Pieter: Yes. If we were to do this again, we’d probably mix junior and senior people a bit more. At the same time the crisis started, we had a lot of new hires starting. All of a sudden, there were a lot of people on the team with different knowledge and experience.

We had our senior team members who have been at Proxyclick since the beginning - they know the product, the market, the business, and the clients. Then, we had people just starting. There’s a huge knowledge gap, and you need to onboard these colleagues.

You can expect recent joiners to write code or design workflows or develop test cases, but they don't yet know the ins and outs of your product, they’re unfamiliar with the line of business that you're in, and they have to learn by doing. The main way they do that is by solving problems, making new features by working and talking to their colleagues.

If you balance out a team with both fresh faces and ‘veterans,’ it’s easier for the new ones to quickly come on board. They can very intensively work with these senior people. If you put all of your veterans together and all of your new joiners together, your transfer of knowledge is not going to go well.

And I think one of the most mature things you can do as a team and as a company is to admit, “We failed here, this is why and this is how we can make it better.”

You mentioned your team is organized in squads. How does this work at Proxyclick specifically?

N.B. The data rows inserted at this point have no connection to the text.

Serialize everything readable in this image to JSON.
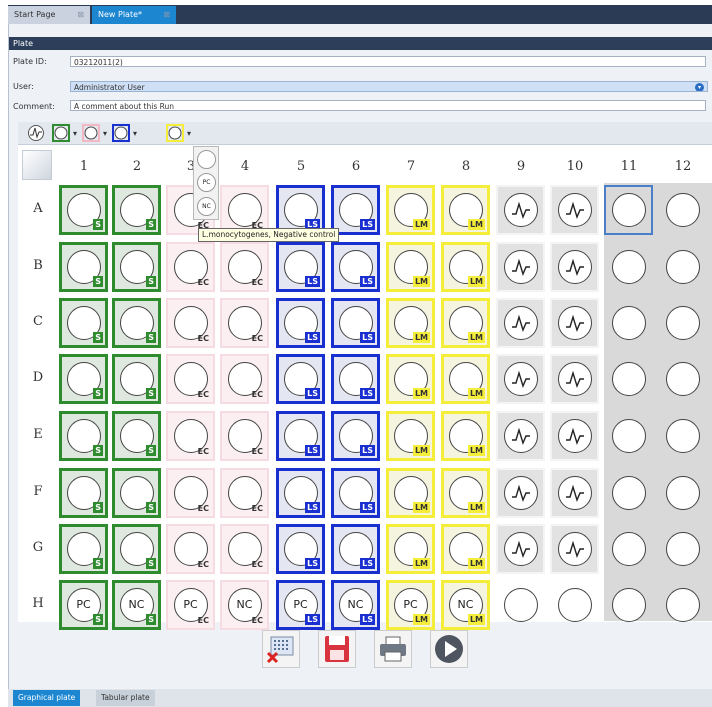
{
  "tabs": [
    {
      "label": "Start Page",
      "close": "⊠"
    },
    {
      "label": "New Plate*",
      "close": "⊠"
    }
  ],
  "section_title": "Plate",
  "fields": {
    "plate_id_label": "Plate ID:",
    "plate_id_value": "03212011(2)",
    "user_label": "User:",
    "user_value": "Administrator User",
    "comment_label": "Comment:",
    "comment_value": "A comment about this Run"
  },
  "toolbar_icons": [
    "waveform-icon",
    "well-green-icon",
    "well-pink-icon",
    "well-blue-icon",
    "well-yellow-icon"
  ],
  "popup_items": [
    "",
    "PC",
    "NC"
  ],
  "tooltip": "L.monocytogenes, Negative control",
  "columns": [
    "1",
    "2",
    "3",
    "4",
    "5",
    "6",
    "7",
    "8",
    "9",
    "10",
    "11",
    "12"
  ],
  "rows": [
    "A",
    "B",
    "C",
    "D",
    "E",
    "F",
    "G",
    "H"
  ],
  "column_groups": {
    "1": {
      "color": "green",
      "badge": "S"
    },
    "2": {
      "color": "green",
      "badge": "S"
    },
    "3": {
      "color": "pink",
      "badge": "EC"
    },
    "4": {
      "color": "pink",
      "badge": "EC"
    },
    "5": {
      "color": "blue",
      "badge": "LS"
    },
    "6": {
      "color": "blue",
      "badge": "LS"
    },
    "7": {
      "color": "yellow",
      "badge": "LM"
    },
    "8": {
      "color": "yellow",
      "badge": "LM"
    },
    "9": {
      "color": "grey",
      "badge": ""
    },
    "10": {
      "color": "grey",
      "badge": ""
    },
    "11": {
      "color": "none",
      "badge": ""
    },
    "12": {
      "color": "none",
      "badge": ""
    }
  },
  "row_H_labels": [
    "PC",
    "NC",
    "PC",
    "NC",
    "PC",
    "NC",
    "PC",
    "NC",
    "",
    "",
    "",
    ""
  ],
  "colors": {
    "green": "#2e8b2e",
    "pink": "#f3b8c4",
    "blue": "#1a2fd0",
    "yellow": "#f4ee3a",
    "grey": "#e2e2e2",
    "selected": "#4a7fc8"
  },
  "actions": [
    {
      "name": "clear-plate-button",
      "icon": "grid-clear-icon"
    },
    {
      "name": "save-button",
      "icon": "floppy-icon"
    },
    {
      "name": "print-button",
      "icon": "printer-icon"
    },
    {
      "name": "run-button",
      "icon": "play-icon"
    }
  ],
  "bottom_tabs": [
    "Graphical plate",
    "Tabular plate"
  ]
}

Pieter: A squad is a cross-functional group of people working together to build iterations of a part of the product. Today, our squads are organized by platform. Our product has different platforms by which we provide our service to our customers.

We have the Mobile Squad, which manages the kiosk application running on tablets. We have the Core Squad, which develops what you see on the web - everything on the browser. We have the Access Control Squad, which manages everything related to access control systems integrations.

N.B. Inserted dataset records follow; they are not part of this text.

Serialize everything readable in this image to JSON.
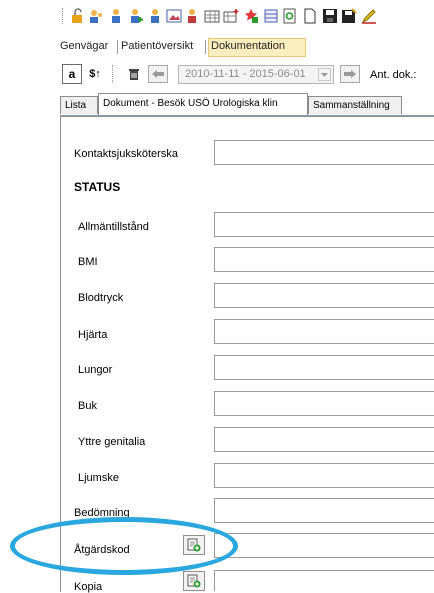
{
  "toolbar_icons": [
    "unlock-icon",
    "patients-icon",
    "person-icon",
    "person-add-icon",
    "person-search-icon",
    "image-icon",
    "person-edit-icon",
    "grid-icon",
    "grid-add-icon",
    "star-grid-icon",
    "table-icon",
    "refresh-icon",
    "blank-page-icon",
    "save-icon",
    "save-alt-icon",
    "pen-icon"
  ],
  "menu": {
    "items": [
      "Genvägar",
      "Patientöversikt",
      "Dokumentation"
    ],
    "active": "Dokumentation"
  },
  "toolbar2": {
    "btn_a_label": "a",
    "btn_sort_label": "$↑",
    "date_range": "2010-11-11 - 2015-06-01",
    "ant_dok_label": "Ant. dok.:"
  },
  "tabs": [
    "Lista",
    "Dokument - Besök USÖ Urologiska klin",
    "Sammanställning"
  ],
  "form": {
    "kontakt_label": "Kontaktsjuksköterska",
    "status_heading": "STATUS",
    "status_fields": [
      "Allmäntillstånd",
      "BMI",
      "Blodtryck",
      "Hjärta",
      "Lungor",
      "Buk",
      "Yttre genitalia",
      "Ljumske"
    ],
    "bedomning_label": "Bedömning",
    "atgardskod_label": "Åtgärdskod",
    "kopia_label": "Kopia"
  },
  "colors": {
    "highlight_ellipse": "#2aa7df",
    "active_menu_bg": "#fbeebe"
  }
}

Our fourth squad is our Infrastructure Squad, which basically makes sure that there are sufficient machines running our systems worldwide so that customers can access our product. They don't build functionalities per se, but they make sure that anyone in the world who wants to work with us can, in a comfortable fashion, and that the product is fast and responsive. They basically lay the groundwork so everyone else on the team can deliver.

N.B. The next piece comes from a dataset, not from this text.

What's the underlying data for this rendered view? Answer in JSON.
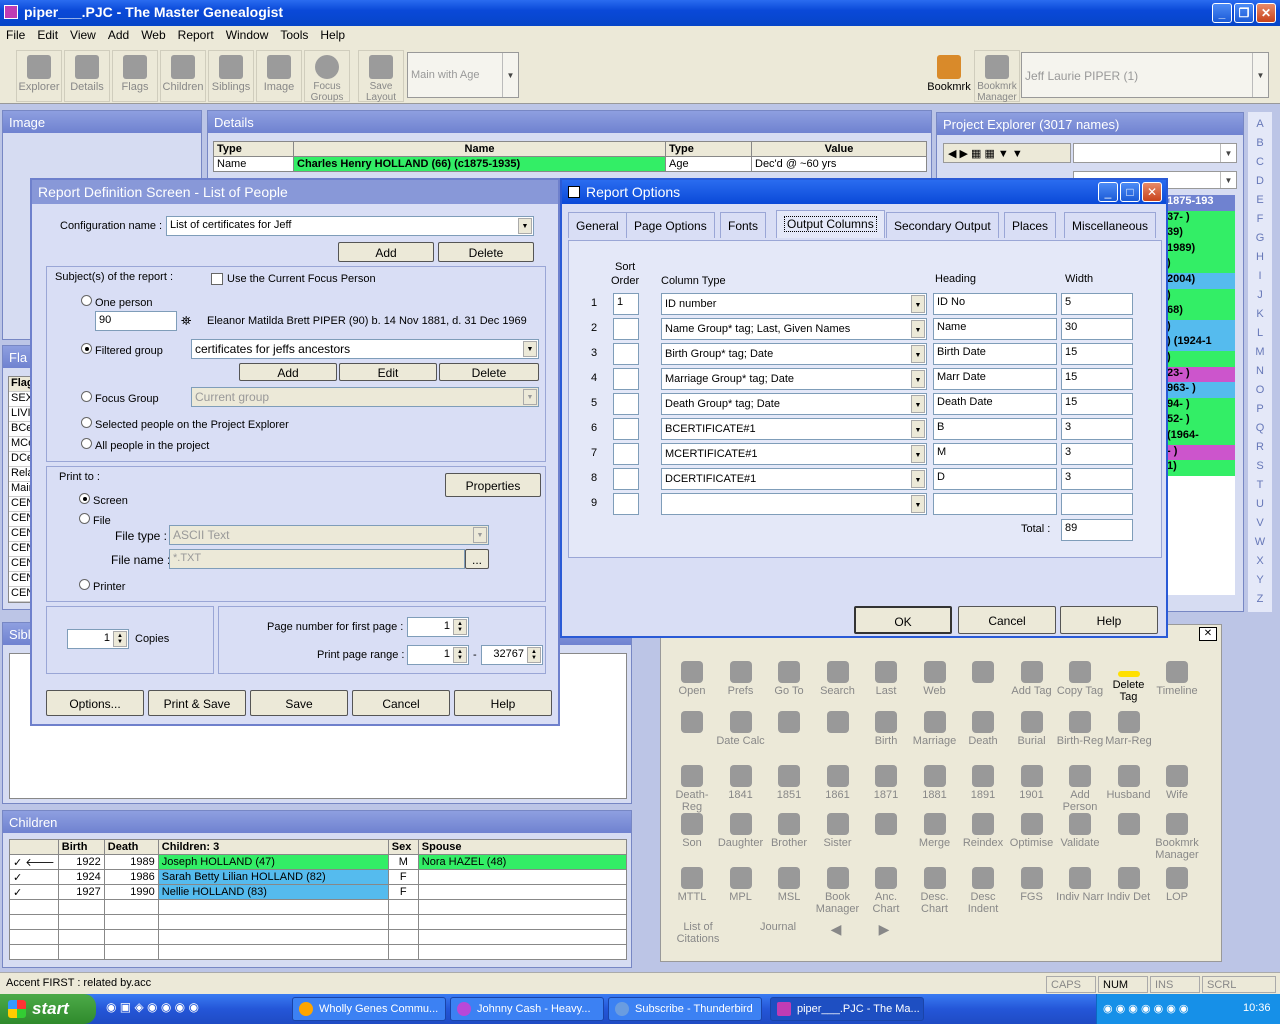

Three people working on an access control system

The Access Control Squad at work 

People are really open to change, which is something I really like about Proxyclick. People already wanted to work in an agile fashion. That’s the cornerstone of every change project - people need to want it for themselves. You can't put something like an agile methodology in place from the top-down. People need to want it and need to be convinced about why it’s a good thing. And that was the case here.

Now, both the people who’ve been here for a long time and the people who are joining are getting the hang of this way of working. It’s also a learning experience for myself - I haven't done it at this scale yet! But everyone is open and supportive - we’re all working on this together and that’s a great feeling.

We also don’t expect everything to go perfectly. If things get lost or miscommunicated, we created a space to address this and voice concerns. By giving people time to talk about what went well and what could be done better, we’re not pointing fingers or blaming people but looking at how we can work together better.

It’s never, “Who did what wrong?” but rather it’s “What can we do to be better?” It’s always about “we”, we’re a team. So you see people really helping each other, which has always been a really big part of the culture at Proxyclick.